I love my brother. We're eight years apart in age, and were never terribly close, but I still love him immensely. When our parents divorced my mother got custody of me, and my father got custody of my brother. That just killed me. How does one explain to a four-year old why both men she idolizes-- her father and brother-- are leaving her? The experience definitely shaped how I viewed relationships with men as I grew older, but I think I've finally come to grips with that, and with the fear of abandonment that incited my behavior.
He still lives in NJ, not far from where our Mom lived. I told him how much my house cost and he nearly had a heart attack ;)
I remember the much-beloved Fisher-Price boat he got me when I was little (out of his own money!) and when he and I would go outside when our parents were fighting (which was always) and the cool clubhouse he had set up in the loft in the garage that I always wanted to play in (but usually wasn't allowed to-- which made it all the more tempting).
He bought me Jethro Tull's Warchild, my first "real" rock and roll record album, when I was twelve or thirteen*. I thought it was kinda of weird at the first listen, but it grew on me and undoubtedly shaped my tastes in music forever.
He played bass in a rock and roll band-- several, actually-- but this most recent one broke up. Bummer. I know how much he enjoyed it. He's kind of funny... he's born again (but you'd never guess it in a million years) and won't play Highway to Hell, but will play a lot of other stuff that makes reference to the devil more obliquely. He tries to live his life in line with his beliefs, though, and I respect him for that so very much.
He recently bought a sailboat and named it Says Marjorie after our Mom :) He invited me to visit this summer**, and offered me the sailboat to stay on overnight. Dave (that'd be my brother) and I both got our love of boating from our Dad, who would often take us on his boat up the Hudson river.

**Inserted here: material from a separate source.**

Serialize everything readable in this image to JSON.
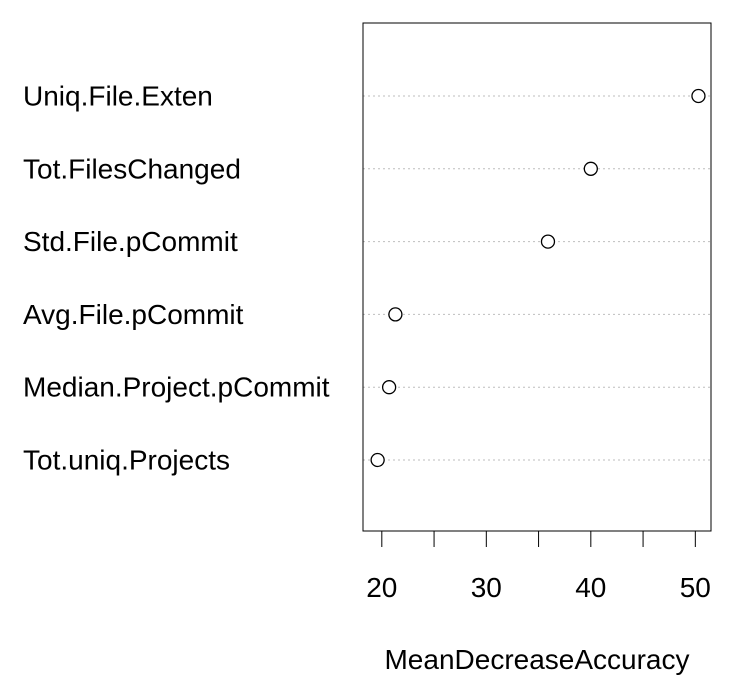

His boat is now located in the same Jersey shore town our Dad's last boat was.
He doesn't talk much, my brother... and trying to get him to use a phone once in awhile is nearly impossible (my Dad and I joke about this often), but we always share a few laughs when we finally do get to talk.
I'm rambling, I know.
It's a beautiful day. I think I'll grab a bite to eat w/ Mr. E and go fly a kite.
* Someone got me a big orange crayola crayon candle that birthday, and I still associate that record with the scent of oranges.
** It would be awesome if we could get Mom's sister and brother to join us... unfortunately, we don't know where Uncle Robbie disappeared to.